Atom editor package developer tool to search all published keybindings

search-all-keybindings is an Atom editor package that allows a package developer to search through all published packages. This allows you to find out if a planned binding in your package has significant conflicts with other packages. At the time of this writing there are over 1900 keybindings although most are bound to narrow contexts.


There is no keybinding for this package (irony?). Use the command palette to execute the command search-all-keybindings:open. When the binding data is finished loading then input a key combination in the search box and press enter.
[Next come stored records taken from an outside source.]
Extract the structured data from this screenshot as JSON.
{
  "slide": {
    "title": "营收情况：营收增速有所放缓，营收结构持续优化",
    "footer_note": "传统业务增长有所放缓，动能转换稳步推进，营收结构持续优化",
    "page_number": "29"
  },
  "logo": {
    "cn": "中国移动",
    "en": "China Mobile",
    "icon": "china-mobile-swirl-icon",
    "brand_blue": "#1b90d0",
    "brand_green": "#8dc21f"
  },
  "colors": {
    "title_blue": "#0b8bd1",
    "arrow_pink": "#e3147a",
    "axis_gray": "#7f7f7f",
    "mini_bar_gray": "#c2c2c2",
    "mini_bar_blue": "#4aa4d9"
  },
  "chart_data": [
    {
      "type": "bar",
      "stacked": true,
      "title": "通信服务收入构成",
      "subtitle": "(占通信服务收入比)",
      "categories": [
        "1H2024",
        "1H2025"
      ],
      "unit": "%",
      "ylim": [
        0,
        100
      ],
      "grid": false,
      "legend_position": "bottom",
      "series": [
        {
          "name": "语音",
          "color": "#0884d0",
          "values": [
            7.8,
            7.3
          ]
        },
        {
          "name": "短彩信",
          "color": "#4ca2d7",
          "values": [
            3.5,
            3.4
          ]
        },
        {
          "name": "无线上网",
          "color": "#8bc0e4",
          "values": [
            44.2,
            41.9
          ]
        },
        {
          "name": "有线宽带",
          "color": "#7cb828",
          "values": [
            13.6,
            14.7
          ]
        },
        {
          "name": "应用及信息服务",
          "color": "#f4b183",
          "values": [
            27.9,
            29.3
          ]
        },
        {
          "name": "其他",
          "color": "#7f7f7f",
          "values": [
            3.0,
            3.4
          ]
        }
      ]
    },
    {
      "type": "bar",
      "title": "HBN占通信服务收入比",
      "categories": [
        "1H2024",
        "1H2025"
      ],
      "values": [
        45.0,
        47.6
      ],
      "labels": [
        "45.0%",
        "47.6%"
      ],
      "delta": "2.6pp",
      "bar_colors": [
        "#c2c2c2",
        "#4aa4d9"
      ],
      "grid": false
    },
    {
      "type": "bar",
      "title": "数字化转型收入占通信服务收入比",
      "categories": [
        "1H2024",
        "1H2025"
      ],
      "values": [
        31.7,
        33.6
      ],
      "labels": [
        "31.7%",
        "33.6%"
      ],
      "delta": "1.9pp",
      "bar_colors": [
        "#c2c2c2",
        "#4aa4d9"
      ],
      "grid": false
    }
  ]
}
Examples: ctrl-shift-x, shift-ctrl-X, ctrl-k right, J, g >

A list of matching key bindings will be shown. The rows are ordered with the most downloaded packages first. Each row has:

  • Number of downloads of the package
  • The command, e.g. find-and-replace:open
  • The keypress, e.g ctrl-F
  • The scope for the binding, e.g .workspace .editor


search-all-keybindings is copyright Mark Hahn by the MIT license.


I appreciate the effort. Frankly I agree with @leedohm, that package author should be very careful about adding key binding to their package. This might be a good start.


Sometimes you have to have a keybinding. That might be the whole purpose. It has been proposed that the user should always have to add the binding but if you think about it the user can already do that.

Unfortunately search-all-keybindings is not popular. It only has 24 downloads after more than a month. I use it every time I need a binding of course.


Well I guess some defaults for packages might be nice in some cases. For example if there are some packages which are copies of existing packages from Sublime, for user it would be nice to use same shortcuts right from the start. What I don’t like is the fact that package can overwrite existing keybinding without user knowing about it.


In another topic, I made the suggestion that packages could put their standard keybindings in a separate package. So you would install foo for the functionality and foo-keybindings if you wanted the standard keybindings for the package.


I wouldn’t take it too personally, they’re aren’t that many package developers yet :smile:

Also, useful for a one off hot key binding…

I haven’t had to use it yet, but I know I will heh.


Maybe we should make a conflict alerter @ install time? You get to pick which one wins or an alternate (if you prefer neither of the 2 conflicting keys)


@leedohm so does that mean , that I user would have to check if there are any conflicts? If yes what he would have to do , download key biding package and change key biding afterwards?

I like what @DavidLGoldberg proposed. In that case only keybiding in conflicts would show up and you can set which one to use.


@Trudko, they would have the choice of either taking what the package owner considers “the defaults” or making their own key bindings … or something in between. The way things work now, they either get nothing or they get the defaults, there is no choice for the user.

Here is the post I made that describes the general problem:


Now this is something I can get behind. It just means the package keybindings are always optional.

Wait. Doesn’t overriding existing defaults take exactly the same amount of work as clicking on option to disable and then adding your custom bindings?

Wait wait. If there are some bindings you don’t want at all then this saves the effort of putting in !ignore bindings.

I’ll put this on my list of packages to develop.